Mesir, Yordania, dan sejumlah faksi Palestina menyatakan penolakan tegas terhadap pernyataan mantan Presiden Amerika Serikat, Donald Trump, yang mengusulkan agar Yordania, Mesir, dan negara-negara Arab lainnya menerima lebih banyak pengungsi Palestina dari Gaza, serta mengeluarkan cukup banyak penduduk untuk “membersihkan” wilayah tersebut.

Kementerian Luar Negeri Mesir dalam pernyataan resminya menegaskan, “Mesir menolak keras segala bentuk pelanggaran terhadap hak-hak rakyat Palestina, baik melalui pembangunan permukiman, aneksasi tanah, atau pengosongan tanah mereka melalui pengusiran paksa maupun dorongan untuk memindahkan warga Palestina dari tanah mereka, baik secara sementara maupun jangka panjang. Hal ini mengancam stabilitas kawasan, memperpanjang konflik, dan merusak peluang perdamaian serta hidup berdampingan di antara masyarakat di wilayah tersebut.”
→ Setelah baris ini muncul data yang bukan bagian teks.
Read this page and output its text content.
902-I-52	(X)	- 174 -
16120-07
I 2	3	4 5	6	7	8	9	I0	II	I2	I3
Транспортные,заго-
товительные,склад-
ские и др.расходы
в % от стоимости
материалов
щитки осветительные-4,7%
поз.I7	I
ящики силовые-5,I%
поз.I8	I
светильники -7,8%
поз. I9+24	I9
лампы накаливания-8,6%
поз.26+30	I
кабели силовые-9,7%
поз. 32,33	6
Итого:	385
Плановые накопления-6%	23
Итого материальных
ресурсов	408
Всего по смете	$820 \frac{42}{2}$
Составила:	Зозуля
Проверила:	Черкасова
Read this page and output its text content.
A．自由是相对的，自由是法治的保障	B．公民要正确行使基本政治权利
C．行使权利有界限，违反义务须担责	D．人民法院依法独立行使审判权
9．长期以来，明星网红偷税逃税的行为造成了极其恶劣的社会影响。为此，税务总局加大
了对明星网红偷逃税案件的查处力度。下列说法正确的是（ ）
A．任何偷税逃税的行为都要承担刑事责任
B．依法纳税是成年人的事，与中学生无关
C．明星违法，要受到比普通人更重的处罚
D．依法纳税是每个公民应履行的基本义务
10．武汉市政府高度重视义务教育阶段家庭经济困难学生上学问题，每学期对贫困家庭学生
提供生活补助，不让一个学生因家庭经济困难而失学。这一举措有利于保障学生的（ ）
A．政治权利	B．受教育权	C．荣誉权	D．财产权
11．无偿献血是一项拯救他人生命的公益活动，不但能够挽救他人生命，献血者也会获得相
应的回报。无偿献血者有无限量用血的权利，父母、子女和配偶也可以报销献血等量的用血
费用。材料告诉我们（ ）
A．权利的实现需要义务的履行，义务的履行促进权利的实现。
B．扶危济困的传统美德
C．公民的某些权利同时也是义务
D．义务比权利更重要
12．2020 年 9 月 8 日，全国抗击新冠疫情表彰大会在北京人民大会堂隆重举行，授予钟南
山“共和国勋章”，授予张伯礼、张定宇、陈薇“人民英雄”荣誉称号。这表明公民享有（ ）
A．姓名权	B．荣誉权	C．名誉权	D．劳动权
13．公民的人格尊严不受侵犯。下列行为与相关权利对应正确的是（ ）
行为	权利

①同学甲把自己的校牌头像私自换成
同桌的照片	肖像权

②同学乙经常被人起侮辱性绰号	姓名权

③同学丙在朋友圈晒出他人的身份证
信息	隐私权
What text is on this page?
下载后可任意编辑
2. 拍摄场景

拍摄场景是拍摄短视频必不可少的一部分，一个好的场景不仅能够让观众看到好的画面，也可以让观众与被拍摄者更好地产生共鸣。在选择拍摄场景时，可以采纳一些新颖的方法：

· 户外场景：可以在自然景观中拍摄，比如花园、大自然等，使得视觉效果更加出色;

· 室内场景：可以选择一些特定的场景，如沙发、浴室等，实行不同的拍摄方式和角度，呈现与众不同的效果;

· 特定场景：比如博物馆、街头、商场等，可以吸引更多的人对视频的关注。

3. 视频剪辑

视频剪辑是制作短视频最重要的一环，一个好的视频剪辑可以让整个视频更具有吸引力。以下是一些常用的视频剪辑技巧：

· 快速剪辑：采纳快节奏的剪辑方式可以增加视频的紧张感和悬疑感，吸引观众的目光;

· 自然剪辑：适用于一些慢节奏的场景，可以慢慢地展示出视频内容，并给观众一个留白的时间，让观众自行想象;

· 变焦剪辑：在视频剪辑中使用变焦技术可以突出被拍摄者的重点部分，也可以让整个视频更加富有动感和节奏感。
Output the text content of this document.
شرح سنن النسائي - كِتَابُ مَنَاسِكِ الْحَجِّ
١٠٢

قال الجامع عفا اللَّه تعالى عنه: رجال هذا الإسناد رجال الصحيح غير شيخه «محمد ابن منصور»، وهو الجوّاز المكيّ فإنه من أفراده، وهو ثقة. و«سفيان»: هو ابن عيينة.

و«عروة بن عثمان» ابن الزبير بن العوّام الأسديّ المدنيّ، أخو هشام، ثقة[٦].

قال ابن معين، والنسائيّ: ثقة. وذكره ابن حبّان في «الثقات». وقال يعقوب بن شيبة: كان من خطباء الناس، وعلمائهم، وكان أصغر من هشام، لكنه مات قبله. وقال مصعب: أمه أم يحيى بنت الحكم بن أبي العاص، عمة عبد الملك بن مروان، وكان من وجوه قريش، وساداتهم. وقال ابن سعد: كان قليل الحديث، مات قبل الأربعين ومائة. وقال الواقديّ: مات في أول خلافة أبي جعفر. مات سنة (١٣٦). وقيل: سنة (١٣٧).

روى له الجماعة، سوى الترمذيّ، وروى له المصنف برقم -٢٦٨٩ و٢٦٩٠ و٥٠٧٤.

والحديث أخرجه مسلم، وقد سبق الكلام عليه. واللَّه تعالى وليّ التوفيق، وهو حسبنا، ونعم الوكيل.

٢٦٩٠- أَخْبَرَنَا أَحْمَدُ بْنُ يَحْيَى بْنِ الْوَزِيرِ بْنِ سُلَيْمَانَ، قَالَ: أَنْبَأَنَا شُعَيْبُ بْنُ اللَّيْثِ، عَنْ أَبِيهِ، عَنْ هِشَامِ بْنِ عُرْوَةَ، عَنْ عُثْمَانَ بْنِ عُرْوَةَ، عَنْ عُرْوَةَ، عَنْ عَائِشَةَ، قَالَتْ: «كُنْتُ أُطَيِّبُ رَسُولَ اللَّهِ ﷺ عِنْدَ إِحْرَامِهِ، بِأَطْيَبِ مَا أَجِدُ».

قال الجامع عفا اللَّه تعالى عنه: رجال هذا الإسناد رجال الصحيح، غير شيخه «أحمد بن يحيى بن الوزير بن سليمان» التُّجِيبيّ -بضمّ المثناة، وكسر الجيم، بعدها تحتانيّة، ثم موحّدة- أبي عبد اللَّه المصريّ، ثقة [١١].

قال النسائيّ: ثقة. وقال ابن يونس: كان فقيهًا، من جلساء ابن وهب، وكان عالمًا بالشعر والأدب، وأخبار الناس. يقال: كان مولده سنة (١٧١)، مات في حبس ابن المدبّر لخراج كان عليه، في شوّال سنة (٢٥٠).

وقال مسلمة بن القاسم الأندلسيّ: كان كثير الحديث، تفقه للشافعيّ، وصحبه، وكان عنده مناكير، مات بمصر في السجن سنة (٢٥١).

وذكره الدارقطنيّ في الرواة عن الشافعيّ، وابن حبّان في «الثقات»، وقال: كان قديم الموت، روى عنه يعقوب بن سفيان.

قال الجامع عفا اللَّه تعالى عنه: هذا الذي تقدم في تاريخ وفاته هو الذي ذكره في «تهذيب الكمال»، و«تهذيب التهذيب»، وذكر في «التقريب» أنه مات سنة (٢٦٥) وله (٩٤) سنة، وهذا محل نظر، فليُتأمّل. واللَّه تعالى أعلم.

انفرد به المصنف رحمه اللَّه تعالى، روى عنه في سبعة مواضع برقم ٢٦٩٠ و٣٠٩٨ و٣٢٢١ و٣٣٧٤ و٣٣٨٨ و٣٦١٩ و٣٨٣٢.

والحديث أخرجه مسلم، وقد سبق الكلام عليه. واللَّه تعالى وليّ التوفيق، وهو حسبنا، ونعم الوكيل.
Mesir juga mendesak komunitas internasional untuk segera memulai langkah nyata dalam penerapan solusi dua negara, termasuk mewujudkan negara Palestina di seluruh wilayah nasionalnya dalam konteks kesatuan Gaza dan Tepi Barat (yang diduduki), termasuk Yerusalem Timur, sesuai dengan resolusi internasional.

Penegasan Yordania

Menteri Luar Negeri Yordania, Ayman Safadi, juga menegaskan penolakan negaranya terhadap upaya apa pun untuk mengusir rakyat Palestina.

Dalam konferensi pers, Safadi menekankan bahwa solusi dua negara adalah satu-satunya jalan menuju perdamaian di kawasan. Dia juga menegaskan bahwa Yordania tidak akan menerima penyelesaian masalah Palestina yang mengorbankan kepentingan Yordania.

Dukungan Palestina

Hamas, dalam pernyataannya, menyatakan penghargaan terhadap sikap tegas Mesir dan Yordania yang menolak pengusiran rakyat Palestina atau pemindahan mereka dari tanah air mereka dengan dalih apa pun.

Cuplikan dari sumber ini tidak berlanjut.